Finish Mozart’s Final Work in the Great Board Game Lacrimosa

The board game Lacrimosa is a stunner on the table, from the ornate drawing of Wolfgang Amadeus Mozart on the cover to the massive table presence, with a board that includes a map of western and central Europe in Mozart’s time and a facsimile of sheet music at the bottom. Fortunately, the game itself is a match for its art and table presence, with a clever deckbuilding mechanic and multi-function cards that allow for quick turns but a lot of strategy.
Players in Lacrimosa are patrons of Mozart, who left his Requiem unfinished at his death, at which point his widow Constanze contacts the patrons to help her find new composers to help complete the masterwork. The game moves backward in time, sort of, as players commission new works from Mozart, arrange to perform or sell them for cash and/or other bonuses, travel with Mozart to different cities for one-time or game-end bonuses, and hire composers and musicians to complete the Requiem. The narrative here is a little jumbled, as many of these things happen simultaneously in the game but would have required that Mozart be alive and dead at the same time, and we’ve already had one Schrödinger’s Cat-themed game this year.
I say you just go with it, because the game itself is quite good. Each player gets four actions in each of the game’s five epochs, and your actions come from your deck of nine cards. You play two cards on each turn, choosing one for its action, shown at the top of the card, and another for the resources it will give you in the next epoch, shown at the bottom of the card, placing them in top and bottom slots in your player board. You can use the Document Memories action to buy a new card for your deck, but you use it to replace the card you placed in the bottom slot on that turn, so your deck will always comprise nine cards.
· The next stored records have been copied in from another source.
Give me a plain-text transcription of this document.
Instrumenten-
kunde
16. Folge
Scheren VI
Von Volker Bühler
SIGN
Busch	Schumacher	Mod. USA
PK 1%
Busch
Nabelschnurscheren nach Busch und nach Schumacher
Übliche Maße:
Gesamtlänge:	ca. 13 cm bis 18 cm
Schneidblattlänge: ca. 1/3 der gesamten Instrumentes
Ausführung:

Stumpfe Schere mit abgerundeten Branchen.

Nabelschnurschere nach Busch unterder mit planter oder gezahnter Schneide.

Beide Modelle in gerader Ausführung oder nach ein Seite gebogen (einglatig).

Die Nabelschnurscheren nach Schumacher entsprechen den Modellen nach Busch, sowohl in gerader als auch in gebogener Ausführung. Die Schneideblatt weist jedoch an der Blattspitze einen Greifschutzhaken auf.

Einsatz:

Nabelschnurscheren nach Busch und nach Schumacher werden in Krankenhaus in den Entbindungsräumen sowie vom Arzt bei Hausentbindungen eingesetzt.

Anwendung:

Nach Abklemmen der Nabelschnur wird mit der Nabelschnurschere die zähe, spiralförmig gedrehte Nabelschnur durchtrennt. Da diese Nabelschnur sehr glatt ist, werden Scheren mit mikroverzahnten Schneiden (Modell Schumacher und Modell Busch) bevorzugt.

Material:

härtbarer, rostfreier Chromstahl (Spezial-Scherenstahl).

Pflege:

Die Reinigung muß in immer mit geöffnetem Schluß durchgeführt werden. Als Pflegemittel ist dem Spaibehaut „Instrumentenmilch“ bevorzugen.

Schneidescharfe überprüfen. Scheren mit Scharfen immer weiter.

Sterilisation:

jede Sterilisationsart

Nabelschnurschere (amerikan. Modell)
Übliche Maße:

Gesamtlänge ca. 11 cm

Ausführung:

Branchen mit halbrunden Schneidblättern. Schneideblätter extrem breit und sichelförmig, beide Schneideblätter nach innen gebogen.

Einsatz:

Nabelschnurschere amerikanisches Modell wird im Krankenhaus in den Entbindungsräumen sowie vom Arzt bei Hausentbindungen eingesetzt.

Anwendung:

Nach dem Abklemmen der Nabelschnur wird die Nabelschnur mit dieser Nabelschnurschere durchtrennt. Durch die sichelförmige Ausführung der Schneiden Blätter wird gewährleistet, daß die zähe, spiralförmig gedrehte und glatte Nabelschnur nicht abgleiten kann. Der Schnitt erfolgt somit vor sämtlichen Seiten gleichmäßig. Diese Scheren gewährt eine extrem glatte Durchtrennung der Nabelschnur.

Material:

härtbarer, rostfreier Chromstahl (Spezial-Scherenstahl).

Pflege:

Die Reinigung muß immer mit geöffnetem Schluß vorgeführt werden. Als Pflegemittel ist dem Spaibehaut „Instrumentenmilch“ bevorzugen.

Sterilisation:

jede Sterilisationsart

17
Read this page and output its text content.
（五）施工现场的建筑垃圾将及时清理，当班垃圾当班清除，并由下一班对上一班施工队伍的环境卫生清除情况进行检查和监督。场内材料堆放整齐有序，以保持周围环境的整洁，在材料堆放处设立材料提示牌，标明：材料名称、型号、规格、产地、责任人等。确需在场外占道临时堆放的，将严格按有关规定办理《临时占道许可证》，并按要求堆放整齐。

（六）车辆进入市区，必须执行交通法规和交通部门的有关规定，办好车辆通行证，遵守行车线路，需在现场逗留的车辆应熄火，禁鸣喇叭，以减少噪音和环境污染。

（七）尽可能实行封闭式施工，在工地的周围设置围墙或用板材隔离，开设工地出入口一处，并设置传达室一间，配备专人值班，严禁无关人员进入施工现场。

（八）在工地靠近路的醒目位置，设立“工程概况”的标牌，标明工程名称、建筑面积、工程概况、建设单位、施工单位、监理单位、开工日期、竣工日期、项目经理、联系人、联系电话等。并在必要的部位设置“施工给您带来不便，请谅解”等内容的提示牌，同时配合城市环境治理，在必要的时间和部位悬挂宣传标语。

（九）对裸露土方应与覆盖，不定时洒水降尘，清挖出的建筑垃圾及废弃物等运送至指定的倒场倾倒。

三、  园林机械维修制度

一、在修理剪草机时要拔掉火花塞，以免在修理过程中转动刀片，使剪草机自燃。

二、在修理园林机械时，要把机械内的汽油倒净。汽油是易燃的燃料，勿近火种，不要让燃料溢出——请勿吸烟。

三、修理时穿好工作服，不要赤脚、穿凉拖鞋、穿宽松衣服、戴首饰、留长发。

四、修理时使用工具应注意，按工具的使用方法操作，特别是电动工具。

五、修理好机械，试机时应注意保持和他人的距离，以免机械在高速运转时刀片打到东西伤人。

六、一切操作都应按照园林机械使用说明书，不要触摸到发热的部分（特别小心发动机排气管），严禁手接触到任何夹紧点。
Another action lets you buy an Opus card, which goes on the table rather than in your deck; one action lets you perform or sell an Opus you have for cash and/or resources; one lets you move the carriage along the map, paying travel costs but getting a significant benefit or possibly a game-end victory point condition; and the last lets you place a token from your board on the Requiem space on the board, assigning a musician and a composer to that space for victory points at game-end.